Draculoides anachoretus

Scientific classification
- Kingdom: Animalia
- Phylum: Arthropoda
- Subphylum: Chelicerata
- Class: Arachnida
- Order: Schizomida
- Family: Hubbardiidae
- Genus: Draculoides
- Species: D. anachoretus
- Binomial name: Draculoides anachoretus (Harvey, Berry, Edward & Humphreys, 2008)
- Synonyms: Paradraculoides anachoretus Harvey, Berry, Edward & Humphreys, 2008;

= Draculoides anachoretus =

- Genus: Draculoides
- Species: anachoretus
- Authority: (Harvey, Berry, Edward & Humphreys, 2008)

Species of short-tailed whip-scorpion

Draculoides anachoretus is a species of schizomid arachnids (commonly known as short-tailed whip-scorpions) in the Hubbardiidae family. It is endemic to Australia. It was described in 2008 by Australian arachnologists Mark Harvey, Oliver Berry, Karen Edward and Garth Humphreys.
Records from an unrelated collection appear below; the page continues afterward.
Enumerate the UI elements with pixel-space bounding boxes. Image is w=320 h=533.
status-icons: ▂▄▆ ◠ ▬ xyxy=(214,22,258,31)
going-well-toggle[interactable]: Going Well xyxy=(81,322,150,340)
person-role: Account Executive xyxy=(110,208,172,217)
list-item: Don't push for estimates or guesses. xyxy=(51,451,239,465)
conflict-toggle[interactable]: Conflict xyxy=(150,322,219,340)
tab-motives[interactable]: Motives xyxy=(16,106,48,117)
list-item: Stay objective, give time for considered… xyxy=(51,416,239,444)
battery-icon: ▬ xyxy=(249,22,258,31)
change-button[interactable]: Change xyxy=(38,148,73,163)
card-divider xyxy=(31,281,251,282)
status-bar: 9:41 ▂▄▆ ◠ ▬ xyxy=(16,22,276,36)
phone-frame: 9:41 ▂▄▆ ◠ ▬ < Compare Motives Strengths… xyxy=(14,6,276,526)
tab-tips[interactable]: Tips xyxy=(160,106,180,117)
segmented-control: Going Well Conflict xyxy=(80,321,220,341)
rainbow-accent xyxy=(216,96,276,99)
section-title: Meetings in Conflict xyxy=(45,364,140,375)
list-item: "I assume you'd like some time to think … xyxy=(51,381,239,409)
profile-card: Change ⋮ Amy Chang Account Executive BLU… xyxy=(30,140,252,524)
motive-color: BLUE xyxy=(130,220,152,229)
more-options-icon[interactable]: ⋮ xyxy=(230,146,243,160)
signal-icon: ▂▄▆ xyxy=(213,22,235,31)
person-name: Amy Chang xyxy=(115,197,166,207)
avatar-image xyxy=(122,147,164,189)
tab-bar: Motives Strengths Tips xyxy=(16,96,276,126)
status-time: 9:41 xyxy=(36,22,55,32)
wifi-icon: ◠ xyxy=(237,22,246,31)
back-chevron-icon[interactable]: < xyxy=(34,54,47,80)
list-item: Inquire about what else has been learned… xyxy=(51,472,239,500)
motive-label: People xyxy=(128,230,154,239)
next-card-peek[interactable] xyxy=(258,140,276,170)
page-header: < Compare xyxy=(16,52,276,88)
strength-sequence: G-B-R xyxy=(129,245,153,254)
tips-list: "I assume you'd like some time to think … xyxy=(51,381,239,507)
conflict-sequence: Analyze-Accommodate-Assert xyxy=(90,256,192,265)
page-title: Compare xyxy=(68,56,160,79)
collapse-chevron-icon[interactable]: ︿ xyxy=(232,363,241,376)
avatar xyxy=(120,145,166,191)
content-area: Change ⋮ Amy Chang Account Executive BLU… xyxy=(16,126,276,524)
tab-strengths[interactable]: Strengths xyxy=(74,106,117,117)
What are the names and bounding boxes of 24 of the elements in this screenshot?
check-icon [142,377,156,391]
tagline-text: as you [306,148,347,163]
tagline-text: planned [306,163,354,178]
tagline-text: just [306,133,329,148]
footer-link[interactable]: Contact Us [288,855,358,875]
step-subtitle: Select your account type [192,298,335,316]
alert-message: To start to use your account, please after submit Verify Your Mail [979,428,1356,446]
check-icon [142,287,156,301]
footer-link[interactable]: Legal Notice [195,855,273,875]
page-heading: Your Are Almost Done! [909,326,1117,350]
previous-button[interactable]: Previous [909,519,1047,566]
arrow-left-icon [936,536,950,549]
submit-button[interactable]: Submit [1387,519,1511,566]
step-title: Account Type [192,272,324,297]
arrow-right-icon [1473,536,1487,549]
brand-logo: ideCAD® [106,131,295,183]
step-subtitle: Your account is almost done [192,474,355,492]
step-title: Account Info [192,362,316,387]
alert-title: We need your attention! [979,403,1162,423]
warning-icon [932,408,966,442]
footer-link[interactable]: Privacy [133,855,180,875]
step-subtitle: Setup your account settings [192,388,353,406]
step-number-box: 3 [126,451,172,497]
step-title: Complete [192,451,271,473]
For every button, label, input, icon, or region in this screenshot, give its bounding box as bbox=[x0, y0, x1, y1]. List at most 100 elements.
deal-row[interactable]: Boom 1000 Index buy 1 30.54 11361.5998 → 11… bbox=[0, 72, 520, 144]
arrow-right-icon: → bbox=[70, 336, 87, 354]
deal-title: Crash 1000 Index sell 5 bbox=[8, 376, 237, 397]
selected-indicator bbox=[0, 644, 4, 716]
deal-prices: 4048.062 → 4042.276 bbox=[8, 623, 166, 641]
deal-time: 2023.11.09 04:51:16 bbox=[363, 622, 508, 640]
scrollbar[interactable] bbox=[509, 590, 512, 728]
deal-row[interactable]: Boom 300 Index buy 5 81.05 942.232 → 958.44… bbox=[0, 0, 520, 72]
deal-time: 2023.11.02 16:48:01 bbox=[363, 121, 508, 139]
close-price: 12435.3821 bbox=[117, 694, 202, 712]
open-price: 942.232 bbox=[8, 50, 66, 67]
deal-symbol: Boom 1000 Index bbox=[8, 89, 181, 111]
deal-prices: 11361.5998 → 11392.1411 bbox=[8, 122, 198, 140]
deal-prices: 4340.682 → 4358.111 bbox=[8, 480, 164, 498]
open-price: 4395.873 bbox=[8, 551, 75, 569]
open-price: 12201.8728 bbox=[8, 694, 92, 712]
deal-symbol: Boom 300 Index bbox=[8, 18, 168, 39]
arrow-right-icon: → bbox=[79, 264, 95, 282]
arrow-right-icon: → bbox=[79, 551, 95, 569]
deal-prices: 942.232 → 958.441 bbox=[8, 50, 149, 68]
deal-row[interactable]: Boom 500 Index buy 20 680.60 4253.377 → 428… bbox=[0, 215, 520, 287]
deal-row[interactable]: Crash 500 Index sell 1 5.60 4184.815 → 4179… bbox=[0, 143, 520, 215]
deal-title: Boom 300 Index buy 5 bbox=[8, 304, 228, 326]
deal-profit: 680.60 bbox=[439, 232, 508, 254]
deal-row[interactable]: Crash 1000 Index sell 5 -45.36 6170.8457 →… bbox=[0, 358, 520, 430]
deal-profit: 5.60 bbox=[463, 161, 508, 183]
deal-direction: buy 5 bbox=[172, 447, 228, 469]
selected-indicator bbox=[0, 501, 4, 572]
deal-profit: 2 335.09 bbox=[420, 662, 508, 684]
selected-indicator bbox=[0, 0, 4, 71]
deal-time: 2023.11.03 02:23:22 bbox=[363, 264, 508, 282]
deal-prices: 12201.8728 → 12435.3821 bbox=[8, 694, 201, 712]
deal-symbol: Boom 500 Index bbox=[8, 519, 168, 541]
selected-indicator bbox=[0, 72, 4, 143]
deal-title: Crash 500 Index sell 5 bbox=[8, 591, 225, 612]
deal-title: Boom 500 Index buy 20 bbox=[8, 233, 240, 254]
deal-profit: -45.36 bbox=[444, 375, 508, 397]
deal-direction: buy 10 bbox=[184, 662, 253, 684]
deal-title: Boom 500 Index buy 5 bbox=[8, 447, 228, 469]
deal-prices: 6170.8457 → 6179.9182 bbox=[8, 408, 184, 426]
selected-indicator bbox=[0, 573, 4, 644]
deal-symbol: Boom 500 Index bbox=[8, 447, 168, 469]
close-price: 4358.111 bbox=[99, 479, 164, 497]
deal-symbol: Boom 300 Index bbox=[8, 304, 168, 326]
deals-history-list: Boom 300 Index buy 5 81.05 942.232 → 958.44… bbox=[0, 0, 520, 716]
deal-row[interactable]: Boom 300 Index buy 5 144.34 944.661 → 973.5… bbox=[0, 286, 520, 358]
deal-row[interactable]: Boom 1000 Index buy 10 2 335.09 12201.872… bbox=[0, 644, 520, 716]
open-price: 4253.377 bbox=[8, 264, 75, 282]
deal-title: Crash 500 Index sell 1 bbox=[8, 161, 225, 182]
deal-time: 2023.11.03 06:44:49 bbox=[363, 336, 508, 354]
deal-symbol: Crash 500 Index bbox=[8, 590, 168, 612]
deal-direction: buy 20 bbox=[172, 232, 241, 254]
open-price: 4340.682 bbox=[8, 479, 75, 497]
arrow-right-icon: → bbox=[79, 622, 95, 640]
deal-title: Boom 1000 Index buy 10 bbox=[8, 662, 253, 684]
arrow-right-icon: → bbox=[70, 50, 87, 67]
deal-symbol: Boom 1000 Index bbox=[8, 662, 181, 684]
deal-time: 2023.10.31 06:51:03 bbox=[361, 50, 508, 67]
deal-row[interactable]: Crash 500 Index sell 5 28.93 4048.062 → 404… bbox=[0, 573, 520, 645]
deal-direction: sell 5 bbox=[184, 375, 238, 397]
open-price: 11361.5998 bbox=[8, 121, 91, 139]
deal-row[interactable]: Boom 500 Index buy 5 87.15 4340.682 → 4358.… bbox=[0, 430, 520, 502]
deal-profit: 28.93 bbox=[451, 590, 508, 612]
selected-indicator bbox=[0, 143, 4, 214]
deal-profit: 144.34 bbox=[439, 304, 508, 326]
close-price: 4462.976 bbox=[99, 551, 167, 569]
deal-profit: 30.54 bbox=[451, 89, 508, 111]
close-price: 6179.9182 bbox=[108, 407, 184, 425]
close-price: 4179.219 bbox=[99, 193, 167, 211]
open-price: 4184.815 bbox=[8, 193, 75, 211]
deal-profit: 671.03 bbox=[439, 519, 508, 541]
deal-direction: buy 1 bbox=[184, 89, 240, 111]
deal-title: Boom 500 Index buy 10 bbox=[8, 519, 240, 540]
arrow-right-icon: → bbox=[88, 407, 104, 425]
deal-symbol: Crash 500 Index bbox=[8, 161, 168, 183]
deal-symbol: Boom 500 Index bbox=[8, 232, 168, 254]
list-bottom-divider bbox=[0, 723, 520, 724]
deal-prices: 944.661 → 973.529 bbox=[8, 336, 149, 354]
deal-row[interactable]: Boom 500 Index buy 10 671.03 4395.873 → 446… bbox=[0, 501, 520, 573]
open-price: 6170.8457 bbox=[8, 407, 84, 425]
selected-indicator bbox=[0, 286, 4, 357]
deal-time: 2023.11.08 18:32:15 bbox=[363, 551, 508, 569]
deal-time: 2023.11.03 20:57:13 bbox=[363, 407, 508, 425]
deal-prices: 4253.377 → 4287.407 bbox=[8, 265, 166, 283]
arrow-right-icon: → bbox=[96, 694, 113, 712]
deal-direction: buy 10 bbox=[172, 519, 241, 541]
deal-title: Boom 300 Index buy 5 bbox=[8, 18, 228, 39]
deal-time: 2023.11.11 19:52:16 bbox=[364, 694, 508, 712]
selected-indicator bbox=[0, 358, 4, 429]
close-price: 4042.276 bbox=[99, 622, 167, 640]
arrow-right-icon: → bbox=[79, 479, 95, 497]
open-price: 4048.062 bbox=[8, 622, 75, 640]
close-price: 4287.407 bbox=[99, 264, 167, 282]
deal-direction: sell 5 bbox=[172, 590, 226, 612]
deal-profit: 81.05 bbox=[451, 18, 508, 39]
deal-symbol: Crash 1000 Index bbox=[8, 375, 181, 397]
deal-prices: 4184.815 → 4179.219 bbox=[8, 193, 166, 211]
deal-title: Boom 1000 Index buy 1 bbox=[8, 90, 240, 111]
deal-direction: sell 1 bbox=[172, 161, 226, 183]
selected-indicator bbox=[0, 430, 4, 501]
The specific epithet anachoretus, from Greek anachoretes (‘hermit’ or ‘recluse’), refers to the species’ subterranean habitat.

==Distribution and habitat==
The species occurs in the Pilbara region of North West Western Australia where there is underground water. The type locality is a borehole at Mesa A, some 45 km west of the iron-ore mining town of Pannawonica and 1,400 km north of Perth.